US report lists rights issues in Nigeria
The United States 2017 human rights report listed extrajudicial and arbitrary killings; disappearances and arbitrary detentions; torture, particularly in detention facilities, including sexual exploitation and abuse, as most significant human rights issues in Nigeria.
The report, released by the US Department of State, also recorded as human rights abuses in Nigeria the use of children by some security elements, looting, and destruction of property; civilian detentions in military facilities, often based on flimsy evidence; and denial of fair public trial.
Other rights issues, according to the report, included executive influence on the judiciary; infringement on citizens’ privacy rights; restrictions on freedoms of speech, press, assembly, and movement; official corruption; lack of accountability in cases involving violence against women and children, trafficking in persons; and forced and bonded labour.
It said, “The government took steps to investigate alleged abuses but fewer steps to prosecute officials who committed violations, whether in the security forces or elsewhere in the government.

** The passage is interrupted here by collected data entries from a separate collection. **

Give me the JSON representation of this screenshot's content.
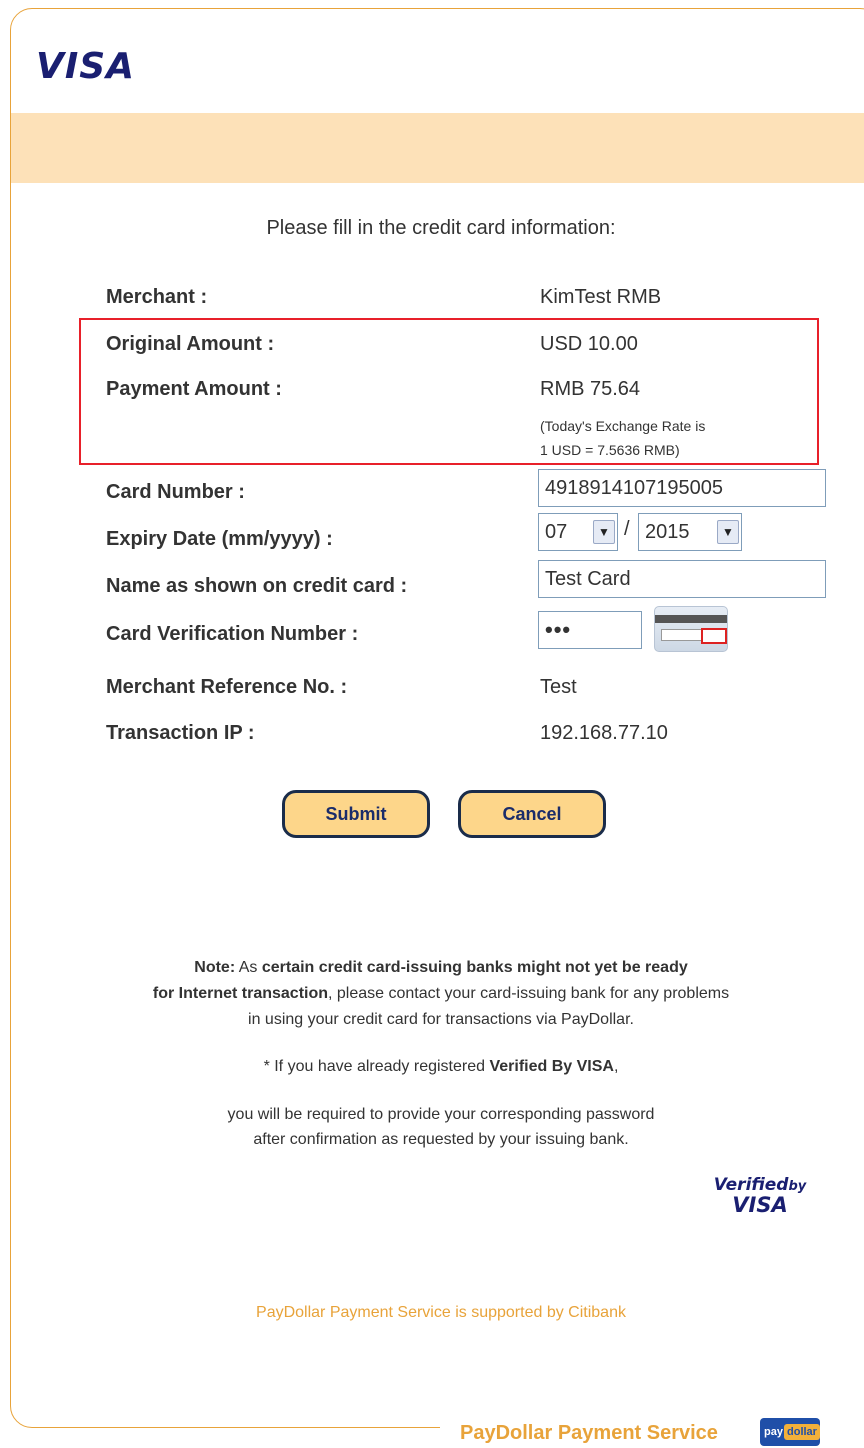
{
  "header": {
    "logo_text": "VISA"
  },
  "instruction": "Please fill in the credit card information:",
  "details": {
    "merchant": {
      "label": "Merchant :",
      "value": "KimTest RMB"
    },
    "original_amount": {
      "label": "Original Amount :",
      "value": "USD 10.00"
    },
    "payment_amount": {
      "label": "Payment Amount :",
      "value": "RMB 75.64"
    },
    "exchange_rate_line1": "(Today's Exchange Rate is",
    "exchange_rate_line2": "1 USD = 7.5636 RMB)"
  },
  "form": {
    "card_number": {
      "label": "Card Number :",
      "value": "4918914107195005"
    },
    "expiry": {
      "label": "Expiry Date (mm/yyyy) :",
      "month": "07",
      "separator": "/",
      "year": "2015"
    },
    "name": {
      "label": "Name as shown on credit card :",
      "value": "Test Card"
    },
    "cvv": {
      "label": "Card Verification Number :",
      "value": "•••"
    },
    "merchant_ref": {
      "label": "Merchant Reference No. :",
      "value": "Test"
    },
    "transaction_ip": {
      "label": "Transaction IP :",
      "value": "192.168.77.10"
    }
  },
  "buttons": {
    "submit": "Submit",
    "cancel": "Cancel"
  },
  "note": {
    "lead": "Note:",
    "part1": " As ",
    "bold1": "certain credit card-issuing banks might not yet be ready",
    "bold2": "for Internet transaction",
    "part2": ", please contact your card-issuing bank for any problems",
    "line3": "in using your credit card for transactions via PayDollar.",
    "vbv_pre": "* If you have already registered ",
    "vbv_bold": "Verified By VISA",
    "vbv_post": ",",
    "req_line1": "you will be required to provide your corresponding password",
    "req_line2": "after confirmation as requested by your issuing bank."
  },
  "verified_by_visa": {
    "line1": "Verified",
    "by": "by",
    "line2": "VISA"
  },
  "citibank_text": "PayDollar Payment Service is supported by Citibank",
  "footer": {
    "service_text": "PayDollar Payment Service",
    "logo_pay": "pay",
    "logo_dollar": "dollar"
  },
  "colors": {
    "accent": "#e8a33a",
    "band": "#fde1b8",
    "highlight": "#e8202a",
    "visa_blue": "#1a1f71"
  }
}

“Impunity remained widespread at all levels of government. The government did not adequately investigate or prosecute most of the major outstanding allegations of human rights violations by the security forces or the majority of cases of police or military extortion or other abuse of power.”
On Shiites-Military clashes in 2015 which claimed lives of the Islamic Movement of Nigeria (IMN) members, the report said, “As of November, however, there was no indication that authorities had held any members of the Nigeria Army accountable for the events in Zaria.”